Letter to President Obama - Suggested Afghanistan Policy
November 21, 2009
President Barack Obama
The White House
1600 Pennsylvania Avenue NW
Washington, DC 20500
Dear Mr. President,
You successfully campaigned against the Iraq War and are doing the best you can to remove our combat troops from Iraq. Thank you.
You also inherited the NATO war in Afghanistan, which is not just a United States war. The original strategy developed eight years ago was to eliminate the Al-Qaida terrorists from that country. This has been done. Reports today show there are less than 100 such terrorists left in Afghanistan.
Times have changed. Thank you for the careful consideration that you are giving to a new strategy.
My suggestion is that you should not make a United States decision on increasing troops to Afghanistan. This is not a United States decision. This should be a NATO decision.
My proposal is that you call for an immediate summit of all NATO nations and invite China, India, and Iran to participate. The problem today in the world is with global terrorism - - groups of fanatics who want to destroy the ways of life in all of the countries listed above. I suggest this summit be held in either London or Madrid, countries who have also suffered terrorist attacks like, our 9-11 tragedy.
Many of the original Afghanistan terrorists are now in Pakistan, but they are also in many other places as proven by their attacks in several other countries. They will go to any country where they can operate to accomplish their goals, including the US, England, Spain, Germany, Somalia, Yemen, and Sudan.
The purpose of the summit is to develop a new global strategy for all countries to work together to eliminate these terrorist organizations. This is a multi-generational problem.
As you know Afghanistan does not have a functional democracy, and never had. The main goal of the people of Afghanistan is basic security and the delivery of fundamental infrastructure services such as water and electricity.
There is no role for combat troops in this effort. We should ask each country to provide large financial resources to help the Afghan people and also other countries such as Pakistan to create functional democracies with basic security and infrastructure.

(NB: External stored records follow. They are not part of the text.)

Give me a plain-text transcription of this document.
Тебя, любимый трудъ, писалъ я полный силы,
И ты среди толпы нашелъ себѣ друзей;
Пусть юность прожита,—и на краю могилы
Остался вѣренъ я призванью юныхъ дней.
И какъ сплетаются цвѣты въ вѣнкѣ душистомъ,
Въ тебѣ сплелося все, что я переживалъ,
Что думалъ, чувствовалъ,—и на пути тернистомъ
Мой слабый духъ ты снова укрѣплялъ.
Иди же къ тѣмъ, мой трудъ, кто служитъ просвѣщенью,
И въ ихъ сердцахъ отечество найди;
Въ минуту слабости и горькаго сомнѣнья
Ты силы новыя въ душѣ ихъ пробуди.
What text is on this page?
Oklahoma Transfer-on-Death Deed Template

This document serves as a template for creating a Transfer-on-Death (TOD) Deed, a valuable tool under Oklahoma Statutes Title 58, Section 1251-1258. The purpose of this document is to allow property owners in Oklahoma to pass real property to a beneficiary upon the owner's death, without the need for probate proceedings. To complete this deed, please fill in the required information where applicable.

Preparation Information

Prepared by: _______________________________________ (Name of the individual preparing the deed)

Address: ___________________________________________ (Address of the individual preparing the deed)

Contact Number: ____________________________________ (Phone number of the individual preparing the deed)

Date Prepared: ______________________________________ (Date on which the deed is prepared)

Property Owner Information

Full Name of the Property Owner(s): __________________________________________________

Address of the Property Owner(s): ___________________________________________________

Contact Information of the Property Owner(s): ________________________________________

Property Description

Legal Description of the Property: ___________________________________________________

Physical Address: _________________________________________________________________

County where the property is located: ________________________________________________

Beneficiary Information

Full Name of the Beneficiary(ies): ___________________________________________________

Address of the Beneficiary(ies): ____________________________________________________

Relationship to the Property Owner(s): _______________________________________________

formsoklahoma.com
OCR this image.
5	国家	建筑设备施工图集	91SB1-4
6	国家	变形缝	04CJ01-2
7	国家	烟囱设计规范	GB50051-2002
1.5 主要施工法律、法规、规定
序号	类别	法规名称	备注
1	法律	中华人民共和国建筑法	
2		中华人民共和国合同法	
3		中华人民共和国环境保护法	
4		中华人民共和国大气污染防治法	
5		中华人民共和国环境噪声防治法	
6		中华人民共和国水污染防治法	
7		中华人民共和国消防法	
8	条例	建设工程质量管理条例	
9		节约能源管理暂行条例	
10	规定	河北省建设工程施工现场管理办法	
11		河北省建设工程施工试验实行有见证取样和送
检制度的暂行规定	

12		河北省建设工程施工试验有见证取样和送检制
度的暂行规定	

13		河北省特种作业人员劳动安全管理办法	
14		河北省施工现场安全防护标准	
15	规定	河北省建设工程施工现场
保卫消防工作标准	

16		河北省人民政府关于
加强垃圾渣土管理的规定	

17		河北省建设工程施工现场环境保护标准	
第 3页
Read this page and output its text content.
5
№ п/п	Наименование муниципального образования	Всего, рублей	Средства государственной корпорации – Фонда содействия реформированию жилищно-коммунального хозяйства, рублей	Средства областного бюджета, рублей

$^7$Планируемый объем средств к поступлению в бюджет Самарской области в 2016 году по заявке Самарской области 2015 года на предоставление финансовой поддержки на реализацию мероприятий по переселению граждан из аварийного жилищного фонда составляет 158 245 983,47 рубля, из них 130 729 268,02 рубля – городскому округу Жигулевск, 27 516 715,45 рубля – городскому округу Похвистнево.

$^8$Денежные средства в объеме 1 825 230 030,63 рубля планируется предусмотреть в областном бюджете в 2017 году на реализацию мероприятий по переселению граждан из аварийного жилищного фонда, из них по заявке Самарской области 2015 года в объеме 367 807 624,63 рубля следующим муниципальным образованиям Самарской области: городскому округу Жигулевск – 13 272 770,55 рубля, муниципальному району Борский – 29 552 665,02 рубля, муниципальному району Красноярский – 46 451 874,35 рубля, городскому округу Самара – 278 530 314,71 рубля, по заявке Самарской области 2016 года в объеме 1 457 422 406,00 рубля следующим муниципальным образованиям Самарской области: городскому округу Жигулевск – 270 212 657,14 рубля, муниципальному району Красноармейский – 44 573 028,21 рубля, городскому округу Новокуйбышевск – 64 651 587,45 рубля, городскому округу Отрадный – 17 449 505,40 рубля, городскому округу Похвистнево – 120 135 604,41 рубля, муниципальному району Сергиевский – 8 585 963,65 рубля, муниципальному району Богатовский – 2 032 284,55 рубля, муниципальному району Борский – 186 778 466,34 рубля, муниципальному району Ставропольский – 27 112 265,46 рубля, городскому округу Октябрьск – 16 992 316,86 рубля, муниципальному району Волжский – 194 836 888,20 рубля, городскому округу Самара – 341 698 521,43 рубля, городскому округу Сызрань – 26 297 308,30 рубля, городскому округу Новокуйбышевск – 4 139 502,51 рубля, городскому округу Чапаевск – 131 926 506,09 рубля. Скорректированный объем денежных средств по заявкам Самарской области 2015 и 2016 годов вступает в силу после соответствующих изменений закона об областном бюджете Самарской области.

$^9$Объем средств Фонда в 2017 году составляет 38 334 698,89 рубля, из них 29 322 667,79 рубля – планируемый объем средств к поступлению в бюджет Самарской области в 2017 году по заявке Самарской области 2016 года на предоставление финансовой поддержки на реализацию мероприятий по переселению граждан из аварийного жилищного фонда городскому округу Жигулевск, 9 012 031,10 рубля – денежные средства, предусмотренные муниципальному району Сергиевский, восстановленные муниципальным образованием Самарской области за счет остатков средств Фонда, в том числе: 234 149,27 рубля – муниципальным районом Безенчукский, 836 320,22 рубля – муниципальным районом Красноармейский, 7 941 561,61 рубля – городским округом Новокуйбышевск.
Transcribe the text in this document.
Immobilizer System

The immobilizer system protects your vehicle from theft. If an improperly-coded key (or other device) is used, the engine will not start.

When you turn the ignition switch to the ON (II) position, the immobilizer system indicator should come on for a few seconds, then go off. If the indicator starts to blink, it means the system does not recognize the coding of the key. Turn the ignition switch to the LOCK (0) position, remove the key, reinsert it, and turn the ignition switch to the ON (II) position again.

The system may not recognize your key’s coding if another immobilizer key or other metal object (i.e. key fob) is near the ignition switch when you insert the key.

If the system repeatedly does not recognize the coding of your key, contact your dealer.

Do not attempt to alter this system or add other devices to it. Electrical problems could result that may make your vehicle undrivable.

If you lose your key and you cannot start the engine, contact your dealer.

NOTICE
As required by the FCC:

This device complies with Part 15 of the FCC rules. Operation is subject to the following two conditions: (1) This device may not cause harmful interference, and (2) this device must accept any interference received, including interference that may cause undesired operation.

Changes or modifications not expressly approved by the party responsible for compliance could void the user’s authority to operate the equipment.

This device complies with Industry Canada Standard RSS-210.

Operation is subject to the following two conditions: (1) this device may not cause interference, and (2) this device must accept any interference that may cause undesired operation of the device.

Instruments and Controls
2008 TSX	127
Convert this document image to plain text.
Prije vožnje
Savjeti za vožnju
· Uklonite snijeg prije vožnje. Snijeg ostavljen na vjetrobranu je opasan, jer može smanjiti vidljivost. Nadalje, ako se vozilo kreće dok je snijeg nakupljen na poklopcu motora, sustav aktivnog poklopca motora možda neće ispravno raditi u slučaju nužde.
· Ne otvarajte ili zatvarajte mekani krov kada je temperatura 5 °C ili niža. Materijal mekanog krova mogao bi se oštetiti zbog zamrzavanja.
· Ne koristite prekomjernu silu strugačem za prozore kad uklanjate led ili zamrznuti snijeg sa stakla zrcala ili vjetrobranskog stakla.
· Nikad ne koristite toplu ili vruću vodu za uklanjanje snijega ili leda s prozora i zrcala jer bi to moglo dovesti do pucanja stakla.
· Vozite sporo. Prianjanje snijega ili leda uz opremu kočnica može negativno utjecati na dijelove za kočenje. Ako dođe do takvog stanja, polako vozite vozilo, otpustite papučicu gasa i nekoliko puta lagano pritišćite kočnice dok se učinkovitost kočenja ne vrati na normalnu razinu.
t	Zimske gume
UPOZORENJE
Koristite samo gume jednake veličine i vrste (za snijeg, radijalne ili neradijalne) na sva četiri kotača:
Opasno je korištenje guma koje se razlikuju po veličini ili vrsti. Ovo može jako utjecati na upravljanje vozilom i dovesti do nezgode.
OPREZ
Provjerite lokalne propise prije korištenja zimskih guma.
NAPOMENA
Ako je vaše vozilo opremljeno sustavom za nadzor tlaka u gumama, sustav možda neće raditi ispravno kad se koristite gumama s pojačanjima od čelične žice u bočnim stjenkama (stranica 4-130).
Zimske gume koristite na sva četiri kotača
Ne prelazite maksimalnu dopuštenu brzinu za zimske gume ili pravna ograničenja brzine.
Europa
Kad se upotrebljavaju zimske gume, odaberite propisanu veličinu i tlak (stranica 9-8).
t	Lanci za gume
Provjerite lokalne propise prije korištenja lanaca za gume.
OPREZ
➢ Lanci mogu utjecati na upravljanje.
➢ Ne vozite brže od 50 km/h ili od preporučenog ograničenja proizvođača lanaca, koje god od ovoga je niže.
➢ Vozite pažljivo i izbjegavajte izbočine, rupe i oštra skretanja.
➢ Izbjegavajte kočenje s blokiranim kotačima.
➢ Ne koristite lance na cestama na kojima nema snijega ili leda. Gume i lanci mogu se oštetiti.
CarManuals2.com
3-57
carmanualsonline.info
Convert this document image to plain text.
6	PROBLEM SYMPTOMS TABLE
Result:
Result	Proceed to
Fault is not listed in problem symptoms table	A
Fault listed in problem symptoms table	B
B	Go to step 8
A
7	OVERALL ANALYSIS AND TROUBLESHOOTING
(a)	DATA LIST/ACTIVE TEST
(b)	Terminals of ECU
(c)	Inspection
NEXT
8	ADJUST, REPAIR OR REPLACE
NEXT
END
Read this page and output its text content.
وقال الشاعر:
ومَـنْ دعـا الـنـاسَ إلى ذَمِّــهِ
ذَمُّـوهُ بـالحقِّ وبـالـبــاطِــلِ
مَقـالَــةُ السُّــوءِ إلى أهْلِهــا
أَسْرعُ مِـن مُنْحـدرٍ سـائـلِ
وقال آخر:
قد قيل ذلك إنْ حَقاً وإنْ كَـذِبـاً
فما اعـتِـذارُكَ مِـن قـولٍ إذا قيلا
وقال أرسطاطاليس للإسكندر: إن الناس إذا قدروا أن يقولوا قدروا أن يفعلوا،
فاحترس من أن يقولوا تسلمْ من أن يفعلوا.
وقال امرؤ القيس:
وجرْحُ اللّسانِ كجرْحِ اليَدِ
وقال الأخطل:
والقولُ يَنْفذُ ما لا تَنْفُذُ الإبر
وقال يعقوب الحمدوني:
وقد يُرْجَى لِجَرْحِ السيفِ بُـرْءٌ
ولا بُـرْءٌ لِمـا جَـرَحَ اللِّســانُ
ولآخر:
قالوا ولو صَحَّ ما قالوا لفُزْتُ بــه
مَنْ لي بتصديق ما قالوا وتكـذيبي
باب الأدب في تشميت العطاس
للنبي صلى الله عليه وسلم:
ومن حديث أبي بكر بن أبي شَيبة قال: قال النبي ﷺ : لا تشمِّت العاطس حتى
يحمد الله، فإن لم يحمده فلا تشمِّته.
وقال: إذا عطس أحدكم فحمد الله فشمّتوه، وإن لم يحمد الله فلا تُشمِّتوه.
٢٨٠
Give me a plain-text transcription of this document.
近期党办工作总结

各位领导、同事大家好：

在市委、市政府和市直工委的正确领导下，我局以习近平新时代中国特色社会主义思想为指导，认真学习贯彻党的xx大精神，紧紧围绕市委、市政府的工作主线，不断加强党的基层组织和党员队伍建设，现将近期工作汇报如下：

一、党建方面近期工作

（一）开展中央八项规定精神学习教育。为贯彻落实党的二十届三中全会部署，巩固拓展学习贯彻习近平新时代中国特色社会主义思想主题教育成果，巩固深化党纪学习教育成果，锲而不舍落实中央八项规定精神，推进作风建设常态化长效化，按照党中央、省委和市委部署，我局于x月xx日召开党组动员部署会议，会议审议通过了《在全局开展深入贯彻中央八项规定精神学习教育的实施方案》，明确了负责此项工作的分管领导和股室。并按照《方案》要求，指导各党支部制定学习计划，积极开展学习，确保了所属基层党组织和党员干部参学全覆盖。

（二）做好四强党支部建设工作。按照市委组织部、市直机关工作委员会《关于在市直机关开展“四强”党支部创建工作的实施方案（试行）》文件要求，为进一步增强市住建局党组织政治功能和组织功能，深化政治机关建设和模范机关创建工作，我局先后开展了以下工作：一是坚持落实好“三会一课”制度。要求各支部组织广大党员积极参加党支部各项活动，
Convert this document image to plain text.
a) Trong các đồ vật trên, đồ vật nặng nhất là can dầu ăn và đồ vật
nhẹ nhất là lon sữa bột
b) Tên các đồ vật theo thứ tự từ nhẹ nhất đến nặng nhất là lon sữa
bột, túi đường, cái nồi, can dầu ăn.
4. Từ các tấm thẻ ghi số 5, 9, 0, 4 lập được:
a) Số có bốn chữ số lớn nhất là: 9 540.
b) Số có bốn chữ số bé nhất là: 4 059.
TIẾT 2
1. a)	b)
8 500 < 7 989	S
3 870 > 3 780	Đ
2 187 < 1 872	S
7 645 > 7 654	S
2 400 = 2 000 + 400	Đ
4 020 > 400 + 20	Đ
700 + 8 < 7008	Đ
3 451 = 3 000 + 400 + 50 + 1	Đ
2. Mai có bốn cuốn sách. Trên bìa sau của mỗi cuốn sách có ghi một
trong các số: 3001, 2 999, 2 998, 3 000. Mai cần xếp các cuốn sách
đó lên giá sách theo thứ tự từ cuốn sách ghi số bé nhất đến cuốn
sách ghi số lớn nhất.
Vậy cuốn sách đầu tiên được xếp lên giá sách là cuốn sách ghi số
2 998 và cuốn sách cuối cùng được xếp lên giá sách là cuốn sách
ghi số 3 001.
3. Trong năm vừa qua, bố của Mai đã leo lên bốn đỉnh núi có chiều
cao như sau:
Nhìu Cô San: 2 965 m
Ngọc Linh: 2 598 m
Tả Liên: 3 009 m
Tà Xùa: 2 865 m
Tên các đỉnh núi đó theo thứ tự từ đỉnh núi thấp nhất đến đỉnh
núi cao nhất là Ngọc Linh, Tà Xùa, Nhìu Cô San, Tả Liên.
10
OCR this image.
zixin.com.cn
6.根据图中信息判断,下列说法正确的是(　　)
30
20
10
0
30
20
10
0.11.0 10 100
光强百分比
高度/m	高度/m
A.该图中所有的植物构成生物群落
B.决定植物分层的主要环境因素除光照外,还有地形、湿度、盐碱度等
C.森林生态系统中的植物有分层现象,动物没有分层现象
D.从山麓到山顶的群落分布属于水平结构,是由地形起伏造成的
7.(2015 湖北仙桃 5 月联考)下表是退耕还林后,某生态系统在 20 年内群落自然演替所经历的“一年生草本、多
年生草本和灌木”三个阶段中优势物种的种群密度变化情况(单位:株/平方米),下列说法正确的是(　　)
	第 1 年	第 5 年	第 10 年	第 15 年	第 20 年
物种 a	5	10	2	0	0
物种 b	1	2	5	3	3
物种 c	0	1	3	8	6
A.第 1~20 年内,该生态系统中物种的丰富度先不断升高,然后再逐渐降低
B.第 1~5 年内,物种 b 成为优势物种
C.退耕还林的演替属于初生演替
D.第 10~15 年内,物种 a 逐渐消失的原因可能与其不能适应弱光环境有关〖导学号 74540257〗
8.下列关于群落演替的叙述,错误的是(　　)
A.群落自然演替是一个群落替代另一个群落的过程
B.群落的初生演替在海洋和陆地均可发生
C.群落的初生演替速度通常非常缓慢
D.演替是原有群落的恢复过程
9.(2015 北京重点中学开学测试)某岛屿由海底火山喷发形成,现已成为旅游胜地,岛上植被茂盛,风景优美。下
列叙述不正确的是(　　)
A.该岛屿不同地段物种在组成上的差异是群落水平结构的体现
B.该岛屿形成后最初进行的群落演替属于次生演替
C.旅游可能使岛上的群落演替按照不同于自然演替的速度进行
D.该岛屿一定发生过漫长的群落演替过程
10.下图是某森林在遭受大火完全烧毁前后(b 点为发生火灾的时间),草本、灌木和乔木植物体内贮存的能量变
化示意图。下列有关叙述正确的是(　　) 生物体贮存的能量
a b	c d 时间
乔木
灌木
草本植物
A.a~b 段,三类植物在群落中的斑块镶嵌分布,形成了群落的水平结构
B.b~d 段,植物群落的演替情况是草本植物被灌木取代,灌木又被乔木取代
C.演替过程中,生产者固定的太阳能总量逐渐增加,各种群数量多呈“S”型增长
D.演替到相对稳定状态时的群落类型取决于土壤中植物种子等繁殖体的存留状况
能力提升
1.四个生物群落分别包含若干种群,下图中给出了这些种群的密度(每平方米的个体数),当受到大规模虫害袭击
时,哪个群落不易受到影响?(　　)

This bottoms-up strategy must be done by the local people, particularly the Afghans, but it will probably take as much money as we have been spending on combat troops. NATO nations and the other participants of this summit need to help. This must be a coordinated global strategy to fight terrorism wherever it arises. And this program needs to be reviewed and revised regularly as conditions change.
Far from a retreat, this is an aggressive positive program with a long range goal to develop the core ingredients for peace, security, and free enterprise, with respect everywhere for human rights.
We must show the world that this is the way to live.
This global cooperative effort for peace can also be used to help the necessary movements on critical environmental issues and the reduction of global poverty.
As we develop this strategy, you can use your skills first in negotiation and secondly in explaining this to the American people.